Protecting artwork generated using artificial intelligence (AI) is possible with sufficient human contribution as noted in a recent Report on Copyright and AI (Part 2) (the Report) by the US Copyright Office. Regarding the subsistence of copyright in AI artwork, Canadian courts and the legislature have yet to provide guidance despite ISED’s recent consultation on copyright and AI. That said, creators can take several steps to bolster a claim to copyright in artwork generated using or with the help of AI.
Legal landscape in Canada and the United States
Authorship and originality are two main hurdles to overcome in copyrighting AI-generated works in Canada and the US.
Canadian courts have not yet determined whether an “author” under the Copyright Act must be human. However, US courts and the US Copyright Office have confirmed that copyright is limited to human authors. In Canada, while copyright has been registered for the creation of a work co-authored by an AI, that registration is being challenged in the Federal Court.
Both Canadian and US copyright law also requires that a work be original. Canadian copyright law requires an exercise of “skill and judgment” for a work to be original and to attract copyright protection. In the US, for a work to be original it must have been independently created by the author and possess some minimal degree of creativity. Both standards are considered fairly low bars to overcome.

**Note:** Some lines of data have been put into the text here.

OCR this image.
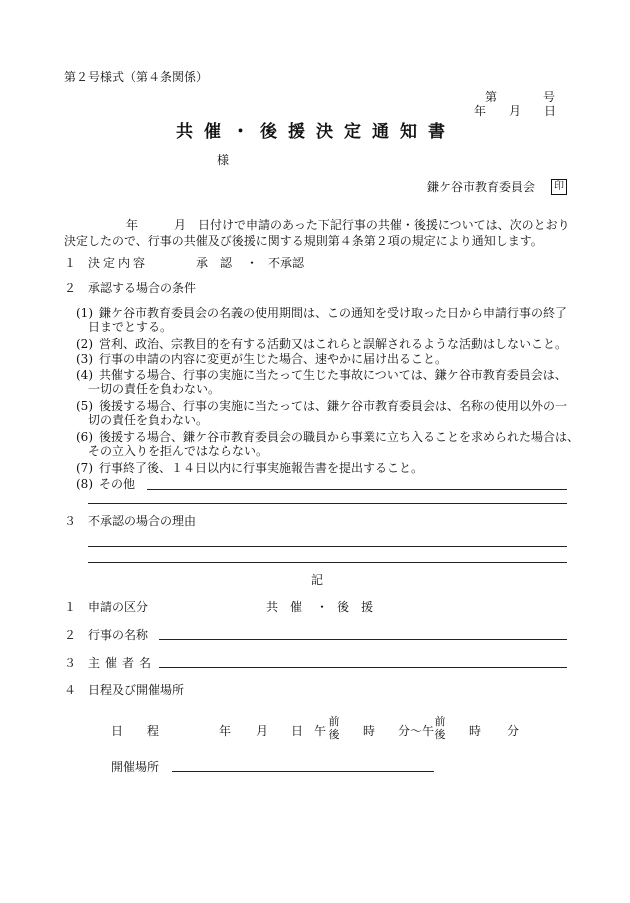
第２号様式（第４条関係）
第	号
年 月 日
共催・後援決定通知書
様
鎌ケ谷市教育委員会	印
年	月 日付けで申請のあった下記行事の共催・後援については、次のとおり
決定したので、行事の共催及び後援に関する規則第４条第２項の規定により通知します。
１ 決定内容	承　認 ・ 不承認
２ 承認する場合の条件
(1) 鎌ケ谷市教育委員会の名義の使用期間は、この通知を受け取った日から申請行事の終了
日までとする。
(2) 営利、政治、宗教目的を有する活動又はこれらと誤解されるような活動はしないこと。
(3) 行事の申請の内容に変更が生じた場合、速やかに届け出ること。
(4) 共催する場合、行事の実施に当たって生じた事故については、鎌ケ谷市教育委員会は、
一切の責任を負わない。
(5) 後援する場合、行事の実施に当たっては、鎌ケ谷市教育委員会は、名称の使用以外の一
切の責任を負わない。
(6) 後援する場合、鎌ケ谷市教育委員会の職員から事業に立ち入ることを求められた場合は、
その立入りを拒んではならない。
(7) 行事終了後、１４日以内に行事実施報告書を提出すること。
(8) その他
３ 不承認の場合の理由
記
１ 申請の区分	共　催 ・ 後　援
２ 行事の名称
３ 主催者名
４ 日程及び開催場所
日　　程	年 月 日 午
前
後 時 分～午
前
後 時 分
開催場所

This poses an issue whenever software is introduced because introducing software may limit both the degree of human authorship and the exercise of skill and judgment. For example, a work that incorporates textual elements might involve more skill or judgment if the text is written by a human hand, compared to using text in a font selected from a limited menu. This is further complicated by the ease with which generative AI models can be used to create works in different mediums.
In both Canada and the US, greater human involvement would strengthen a claim to copyright protection for a given work. This is particularly important if AI is being used as a stand-in for human creativity (i.e., the AI makes expressive choices).
The Report
The Report distinguishes between (1) using AI as a tool to assist in creating works (assistive uses, such as de-aging or crowd removal), (2) using AI as a stand-in for human creativity, and (3) using AI as a brainstorming tool.

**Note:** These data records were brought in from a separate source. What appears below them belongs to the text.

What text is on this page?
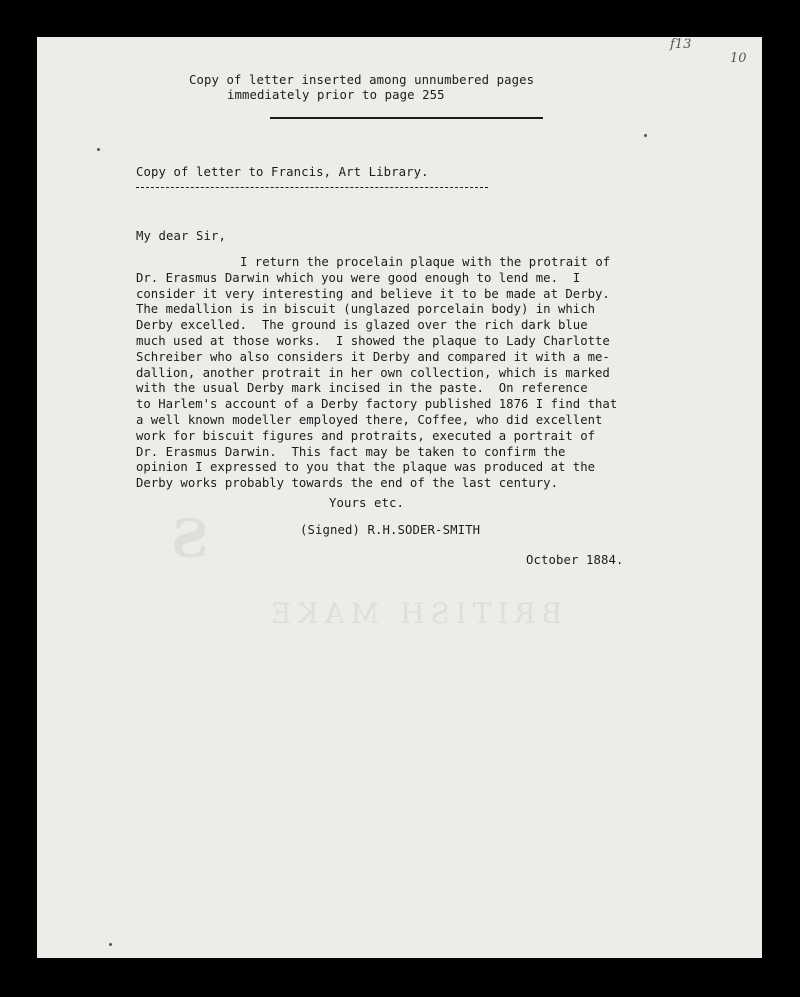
f13
10
S
BRITISH MAKE
Copy of letter inserted among unnumbered pages
immediately prior to page 255
Copy of letter to Francis, Art Library.
My dear Sir,
I return the procelain plaque with the protrait of
Dr. Erasmus Darwin which you were good enough to lend me.  I
consider it very interesting and believe it to be made at Derby.
The medallion is in biscuit (unglazed porcelain body) in which
Derby excelled.  The ground is glazed over the rich dark blue
much used at those works.  I showed the plaque to Lady Charlotte
Schreiber who also considers it Derby and compared it with a me-
dallion, another protrait in her own collection, which is marked
with the usual Derby mark incised in the paste.  On reference
to Harlem's account of a Derby factory published 1876 I find that
a well known modeller employed there, Coffee, who did excellent
work for biscuit figures and protraits, executed a portrait of
Dr. Erasmus Darwin.  This fact may be taken to confirm the
opinion I expressed to you that the plaque was produced at the
Derby works probably towards the end of the last century.
Yours etc.
(Signed) R.H.SODER-SMITH
October 1884.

The Report notes (1) assistive uses and (3) brainstorming uses do not limit copyright protection (i.e., copyright can subsist). The remaining discussion in this article therefore primarily focuses on practical tips to strengthen a copyright claim in use case (2), using AI as a stand-in for human creativity.
Practical commentary
Where AI is used to make its own expressive choices, the key issue identified in the Report is the degree of human control, rather than the predictability of the outcome. The Report notes that “some element of randomness does not eliminate authorship,” but “the putative author must be able to constrain or channel the program’s processing of the source material.”
Below we examine three ways to interact with generative AI to better constrain and control its output. Increased incorporation of these techniques can collectively strengthen a claim for copyright, though each work will be examined on a case-by-case basis. In all cases, artists should properly document their workflow from conception to the final output.
Prompts
A prompt is an instruction given to an AI model to generate an output. More detailed prompts arguably increase control by a human author and could support a stronger claim of originality and therefore a stronger claim under the Canadian or US copyright regimes.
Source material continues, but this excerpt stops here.